Bernardo Mello Franco, em O Globo, faz justiça hoje à atuação de Raquel Dodge como Procuradora Geral da República.

Ser uma nulidade não a absolve, em absoluto, ante os absurdos sobre os quais silenciou.

Não é a omissão de uma pessoa qualquer, mas de quem tem a obrigação de defender as ameaças à democracia e ao convívio dos brasileiros.

Mandar plantar um jardim de camélias quando se deixa brotar cravos-de-defunto às liberdades.

Raquel Dodge merece o Troféu Barrichello

Bernardo Mello Franco, em O Globo

Raquel Dodge não conquistou a sonhada recondução, mas merece o Troféu Rubinho Barrichello. A cinco dias de deixar o cargo, a procuradora-geral da República descobriu que a democracia brasileira corre riscos. Chegou atrasada, como costumava acontecer com o antigo piloto da Fórmula 1.

Em sua última sessão no Supremo, Dodge denunciou o avanço do autoritarismo no país. Ela pediu que os ministros “permaneçam atentos a todos os sinais de pressão sobre a democracia liberal”.

A procuradora traçou um cenário sombrio para o futuro das liberdades civis. “Se o esforço do século XX foi o de erguer a democracia liberal brasileira, o esforço do século XXI é o de impedir que ela morra”, afirmou.

Ela também alertou contra o surgimento de “vozes contrárias ao cumprimento das leis”. Em outra passagem, disse ter mandado plantar um jardim de camélias “como símbolo contra a opressão”.

“Quero lhes fazer um pedido muito especial. Protejam a democracia brasileira, tão arduamente erguida”, encerrou, depois de um punhado de autoelogios.

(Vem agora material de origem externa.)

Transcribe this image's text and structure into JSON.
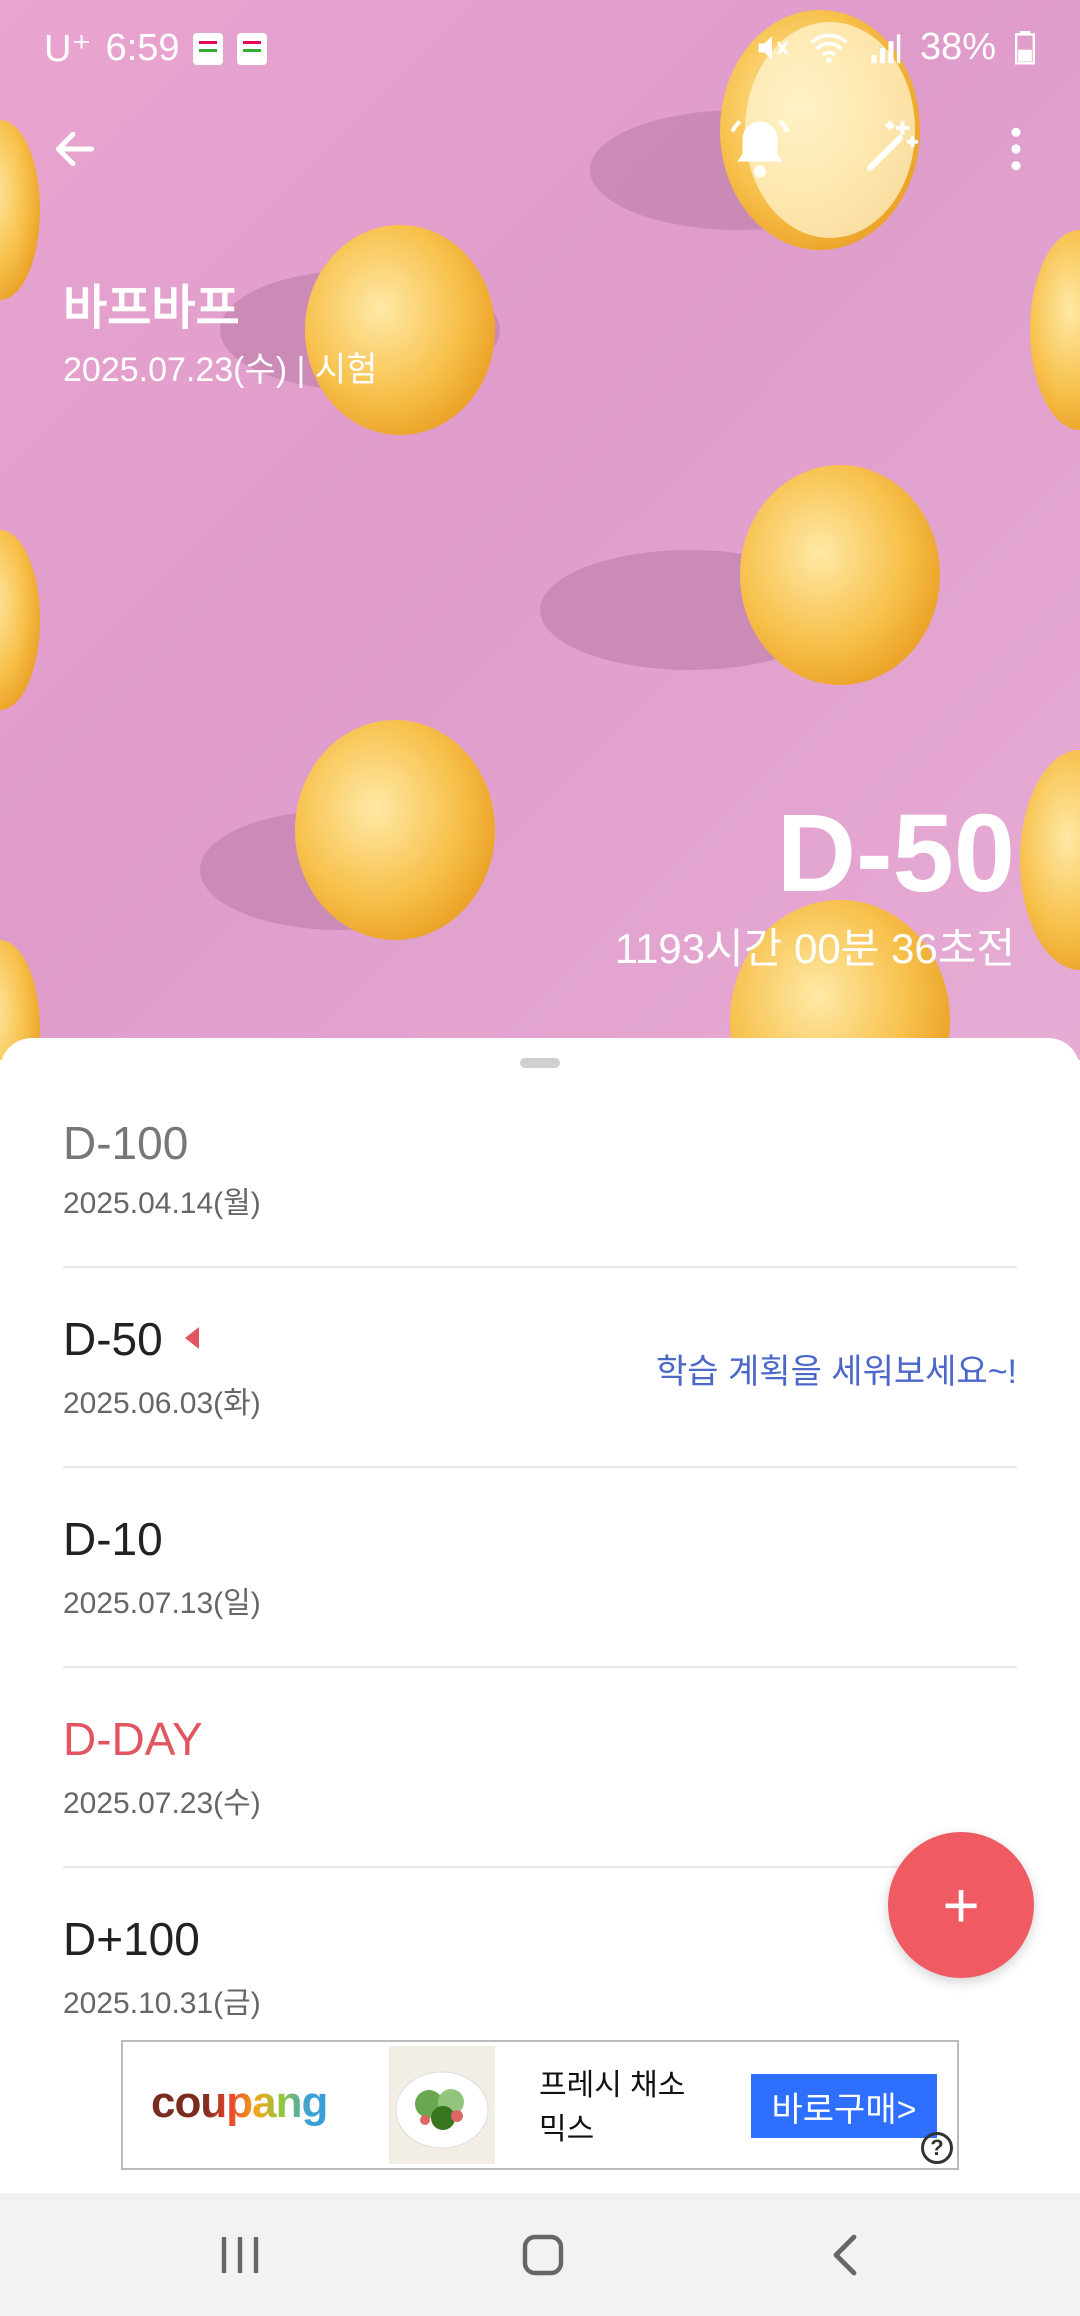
{
  "status_bar": {
    "carrier": "U⁺",
    "time": "6:59",
    "battery": "38%"
  },
  "header": {
    "title": "바프바프",
    "subtitle": "2025.07.23(수)  |  시험",
    "d_value": "D-50",
    "countdown": "1193시간 00분 36초전",
    "icons": [
      "back-arrow-icon",
      "bell-icon",
      "magic-wand-icon",
      "more-vert-icon"
    ]
  },
  "milestones": [
    {
      "label": "D-100",
      "date": "2025.04.14(월)",
      "color": "#777777"
    },
    {
      "label": "D-50",
      "date": "2025.06.03(화)",
      "color": "#222222",
      "current": true,
      "hint": "학습 계획을 세워보세요~!"
    },
    {
      "label": "D-10",
      "date": "2025.07.13(일)",
      "color": "#222222"
    },
    {
      "label": "D-DAY",
      "date": "2025.07.23(수)",
      "color": "#e05560"
    },
    {
      "label": "D+100",
      "date": "2025.10.31(금)",
      "color": "#222222"
    }
  ],
  "fab": {
    "label": "+"
  },
  "ad": {
    "brand": "coupang",
    "product": "프레시 채소믹스",
    "cta": "바로구매>",
    "help": "?"
  },
  "colors": {
    "accent": "#ef5a63",
    "hint_blue": "#4a67c9",
    "hero_pink": "#e3a2cf",
    "lemon": "#f6b83c"
  }
}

A procuradora tem razão ao apontar riscos à Constituição e à independência do Ministério Público. A questão é saber por que ela demorou tanto a notá-los.

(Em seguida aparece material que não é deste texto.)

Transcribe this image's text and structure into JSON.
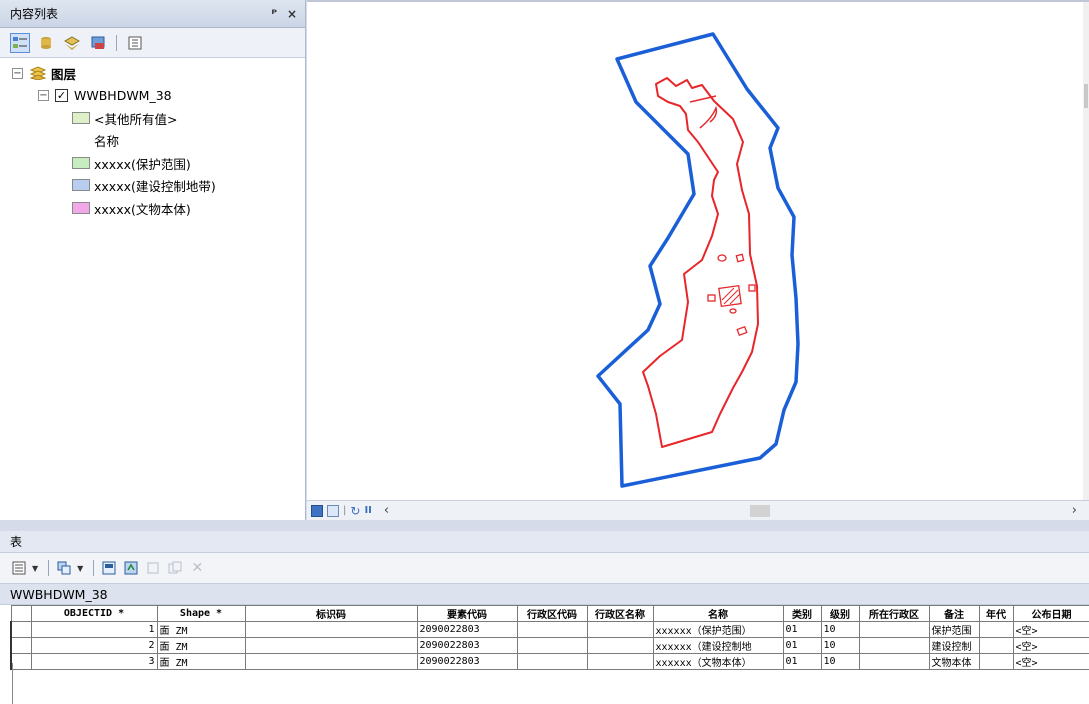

Enquanto acreditou que poderia ser reconduzida, Dodge flertou abertamente com o grupo que está no poder. Quando Jair Bolsonaro ameaçou “fuzilar a petralhada”, ainda na campanha eleitoral, ela se recusou a denunciá-lo por injúria. Alegou que a incitação à violência não continha “referência a pessoas”.

Em janeiro, a procuradora festejou o início de “um mandato de mudanças”, que renovaria “a esperança dos brasileiros”. Nos meses seguintes, segurou investigações que envolviam o presidente e virou figurinha fácil em solenidades no Planalto.

Ontem, Dodge afirmou que a democracia depende do sistema de freios e contrapesos. Faltou dizer que ajudou a miná-lo em benefício próprio. Na luta pela recondução, ela legitimou a escolha de um procurador-geral fora da lista tríplice e barganhou apoio com políticos que deveria investigar.